Tuesday, 16 August 2022

Swiss scientists create artificial viruses to combat cancer cells

29 May 2017 | News

The researchers built artificial viruses based on lymphocytic choriomeningitis virus (LCMV), which can infect both rodents and humans.

Swiss scientists from the University of Geneva (UNIGE), Switzerland, and the University of Basel have created artificial viruses that can be used to target cancer. These designer viruses alert the immune system and cause it to send killer cells to help fight the tumor.

Stimulating the immune system to specifically and wholeheartedly combat cancer cells, however, has remained a distant goal. Researchers have now succeeded in manufacturing innovative designer viruses that could do exactly that.

The researchers built artificial viruses based on lymphocytic choriomeningitis virus (LCMV), which can infect both rodents and humans. Although they were not harmful for mice, they did release the alarm signals typical of viral infections.
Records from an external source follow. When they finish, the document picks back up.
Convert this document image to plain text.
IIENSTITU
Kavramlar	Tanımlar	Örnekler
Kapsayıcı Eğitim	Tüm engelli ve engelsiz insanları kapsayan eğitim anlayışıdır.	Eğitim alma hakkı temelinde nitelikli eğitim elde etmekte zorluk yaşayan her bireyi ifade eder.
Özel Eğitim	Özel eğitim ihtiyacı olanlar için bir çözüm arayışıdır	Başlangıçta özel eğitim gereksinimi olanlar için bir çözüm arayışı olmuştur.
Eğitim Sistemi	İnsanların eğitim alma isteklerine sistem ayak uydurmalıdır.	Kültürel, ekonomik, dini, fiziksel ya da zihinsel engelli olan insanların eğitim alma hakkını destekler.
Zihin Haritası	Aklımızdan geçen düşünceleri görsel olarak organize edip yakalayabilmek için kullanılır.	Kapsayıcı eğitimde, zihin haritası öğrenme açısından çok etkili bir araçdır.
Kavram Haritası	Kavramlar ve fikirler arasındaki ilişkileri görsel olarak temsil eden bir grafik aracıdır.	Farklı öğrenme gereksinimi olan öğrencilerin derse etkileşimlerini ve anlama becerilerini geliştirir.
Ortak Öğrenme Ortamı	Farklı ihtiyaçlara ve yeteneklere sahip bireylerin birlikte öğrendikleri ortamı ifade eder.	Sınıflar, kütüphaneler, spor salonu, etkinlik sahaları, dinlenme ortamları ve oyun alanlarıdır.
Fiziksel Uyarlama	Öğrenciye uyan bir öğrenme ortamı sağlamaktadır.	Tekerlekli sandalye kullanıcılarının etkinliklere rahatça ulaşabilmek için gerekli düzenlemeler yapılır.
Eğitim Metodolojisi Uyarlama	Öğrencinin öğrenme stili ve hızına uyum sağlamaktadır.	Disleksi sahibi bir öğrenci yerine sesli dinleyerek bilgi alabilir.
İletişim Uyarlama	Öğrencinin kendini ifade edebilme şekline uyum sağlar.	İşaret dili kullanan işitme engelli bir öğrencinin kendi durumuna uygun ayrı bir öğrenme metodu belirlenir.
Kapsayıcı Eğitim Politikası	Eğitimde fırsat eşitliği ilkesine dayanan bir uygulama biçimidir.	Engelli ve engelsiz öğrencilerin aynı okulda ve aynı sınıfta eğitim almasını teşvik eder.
The virologists also integrated certain proteins into the virus that are otherwise found only in cancer cells. Infection with the designer virus enabled the immune system to recognize these cancer proteins as dangerous.

This very promising designer virus has already been patented through Unitec, a structure that offers advice as well as industrial and financial contacts to UNIGE, the University Hospital and the University of Applied Sciences and Arts of Geneva researchers.